My mother’s generation trained in diploma programs run by hospitals.
Students worked the floors. She called it slave labor. A lot of diploma-era nurses say the same thing. Whatever the problems with that model, those programs produced nurses who could function independently from day one. They’d spent years doing the actual work under supervision. Competence wasn’t the issue.
Then higher education took over. The promise was a stronger science foundation, better critical thinking, better nurses. For a while, it delivered.
Linda Aiken and Sean Clarke published research in the early 2000s showing that care provided by BSN-prepared nurses is safer. That research shaped policy. It changed hiring practices across the country. It became an article of faith in the profession.
That study is more than 20 years old now.
What’s Changed Since Then
In the two decades since that research was published, we’ve produced an entire generation of nurses whose clinical training has been largely observational. The science foundation may be stronger. The hands-on time is not.
Nurses are leaving the profession in large numbers before they ever reach the competent level, let alone expert. The reasons are complex: pay, staffing ratios, burnout, moral injury. But one thread that runs through the accounts of nurses who leave early is the feeling of not being prepared. Of entering practice and discovering that the gap between what training produced and what the job requires was larger than anyone told them.
I wonder whether the Aiken and Clarke findings could be replicated today with the same results. Maybe. But the clinical training environment that those BSN-prepared nurses came through in 2001 is not the clinical training environment that nurses come through now. Simulation hours have replaced some bedside hours. Observation has replaced some active participation. The curriculum is nominally stronger. The practice is thinner.
Hospitals Are Noticing
The brief tenure of new graduate nurses means health systems have a supply problem. BSN programs aren’t filling the need. So what are the larger health systems doing?
Creating their own nursing schools. Again.
Think about that for a moment. We spent decades moving nursing education out of hospitals and into universities. We made arguments about academic rigor, research infrastructure, professional identity. We said university-based education would produce better nurses. The research supported it.
Now the hospitals are rebuilding nursing schools because the university pipeline isn’t producing nurses who can do the job. Not everywhere. Not uniformly. But it’s happening, and it’s not happening because hospital administrators are nostalgic for the diploma era.
The Question Worth Asking
Could it be that universities have made nursing degrees unaffordable for the people willing to do the work? A nurse graduating from a four-year BSN program today carries more debt relative to their earning potential than at any point in history. The cost went up. The clinical training got thinner. At some point, that math stops working for the people who would have been excellent nurses if the barrier to entry hadn’t been set so high.
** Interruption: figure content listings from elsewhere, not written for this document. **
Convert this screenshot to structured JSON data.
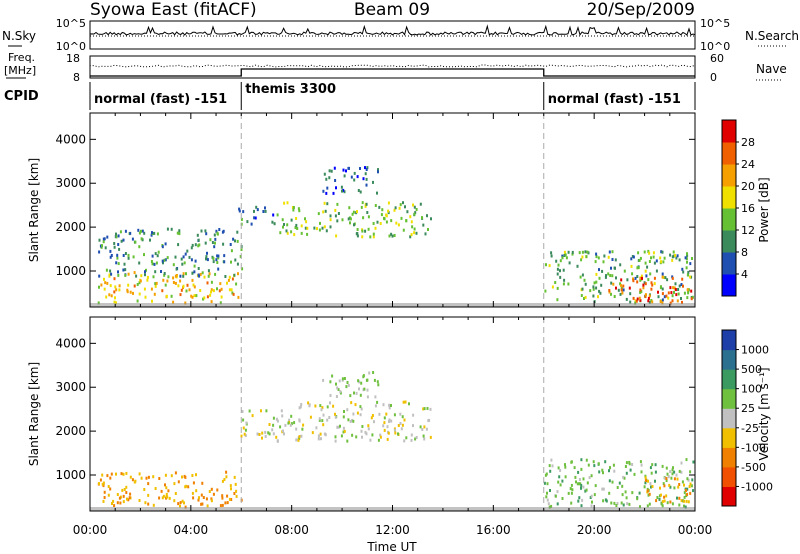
{
  "header": {
    "station": "Syowa East (fitACF)",
    "beam": "Beam 09",
    "date": "20/Sep/2009"
  },
  "strip": {
    "nsky_label": "N.Sky",
    "nsky_top": "10^5",
    "nsky_bottom": "10^0",
    "nsearch_label": "N.Search",
    "nsearch_top": "10^5",
    "nsearch_bottom": "10^0",
    "freq_label_1": "Freq.",
    "freq_label_2": "[MHz]",
    "freq_top": "18",
    "freq_bottom": "8",
    "nave_label": "Nave",
    "nave_top": "60",
    "nave_bottom": "0",
    "cpid_label": "CPID",
    "modes": [
      {
        "label": "normal (fast) -151",
        "start": 0,
        "end": 6
      },
      {
        "label": "themis 3300",
        "start": 6,
        "end": 18
      },
      {
        "label": "normal (fast) -151",
        "start": 18,
        "end": 24
      }
    ]
  },
  "colorbars": {
    "power": {
      "label": "Power [dB]",
      "ticks": [
        "4",
        "8",
        "12",
        "16",
        "20",
        "24",
        "28"
      ],
      "colors": [
        "#0000ff",
        "#1f4fb0",
        "#3a8a5c",
        "#66c033",
        "#f0e000",
        "#f5a000",
        "#f06000",
        "#e00000"
      ]
    },
    "velocity": {
      "label": "Velocity [m s⁻¹]",
      "ticks": [
        "1000",
        "500",
        "100",
        "25",
        "-25",
        "-100",
        "-500",
        "-1000"
      ],
      "colors": [
        "#1f3fa8",
        "#2c7090",
        "#3a9a60",
        "#70c040",
        "#c0c0c0",
        "#f0c000",
        "#f08000",
        "#f05000",
        "#e00000"
      ]
    }
  },
  "chart_data": [
    {
      "type": "heatmap",
      "name": "power",
      "ylabel": "Slant Range [km]",
      "xlabel": "Time UT",
      "x_ticks": [
        "00:00",
        "04:00",
        "08:00",
        "12:00",
        "16:00",
        "20:00",
        "00:00"
      ],
      "y_ticks": [
        "1000",
        "2000",
        "3000",
        "4000"
      ],
      "xlim_hours": [
        0,
        24
      ],
      "ylim_km": [
        180,
        4600
      ],
      "regions": [
        {
          "t0": 0.3,
          "t1": 6.0,
          "r0": 300,
          "r1": 1000,
          "value": 20
        },
        {
          "t0": 0.3,
          "t1": 6.0,
          "r0": 900,
          "r1": 2000,
          "value": 10
        },
        {
          "t0": 5.8,
          "t1": 7.5,
          "r0": 2100,
          "r1": 2500,
          "value": 8
        },
        {
          "t0": 7.5,
          "t1": 13.5,
          "r0": 1800,
          "r1": 2600,
          "value": 14
        },
        {
          "t0": 9.2,
          "t1": 11.5,
          "r0": 2800,
          "r1": 3400,
          "value": 6
        },
        {
          "t0": 18.0,
          "t1": 23.9,
          "r0": 300,
          "r1": 1500,
          "value": 12
        },
        {
          "t0": 20.5,
          "t1": 23.9,
          "r0": 300,
          "r1": 900,
          "value": 26
        }
      ]
    },
    {
      "type": "heatmap",
      "name": "velocity",
      "ylabel": "Slant Range [km]",
      "xlabel": "Time UT",
      "x_ticks": [
        "00:00",
        "04:00",
        "08:00",
        "12:00",
        "16:00",
        "20:00",
        "00:00"
      ],
      "y_ticks": [
        "1000",
        "2000",
        "3000",
        "4000"
      ],
      "xlim_hours": [
        0,
        24
      ],
      "ylim_km": [
        180,
        4600
      ],
      "regions": [
        {
          "t0": 0.3,
          "t1": 6.0,
          "r0": 300,
          "r1": 1100,
          "value": -400
        },
        {
          "t0": 5.8,
          "t1": 8.0,
          "r0": 1800,
          "r1": 2500,
          "value": 0
        },
        {
          "t0": 8.0,
          "t1": 13.5,
          "r0": 1800,
          "r1": 2700,
          "value": 0
        },
        {
          "t0": 9.2,
          "t1": 11.5,
          "r0": 2800,
          "r1": 3400,
          "value": 150
        },
        {
          "t0": 18.0,
          "t1": 23.9,
          "r0": 300,
          "r1": 1400,
          "value": 300
        },
        {
          "t0": 22.0,
          "t1": 23.9,
          "r0": 400,
          "r1": 1000,
          "value": -400
        }
      ]
    }
  ]
}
I’m not arguing for going back to diploma programs. That era had real problems, and nostalgia doesn’t survive close examination of what those programs actually looked like for the students in them.
But I am arguing that the system is going back on its own, whether nursing education as a profession gets ahead of it or not. Hospitals are making a calculation. They need nurses who can function. They’re concluding that building the pipeline themselves produces that faster than waiting for the university system to fix itself.
The question is whether academic nursing education responds to that signal by examining what’s actually happening to clinical competency in its graduates, or whether it defends the current model because the current model has a lot of institutional investment behind it.
The diploma era ended not because it was failing to produce competent nurses. It ended because someone made a compelling argument that university-based education would produce better ones.
That argument has to keep being true to keep winning. Right now, the evidence is genuinely mixed.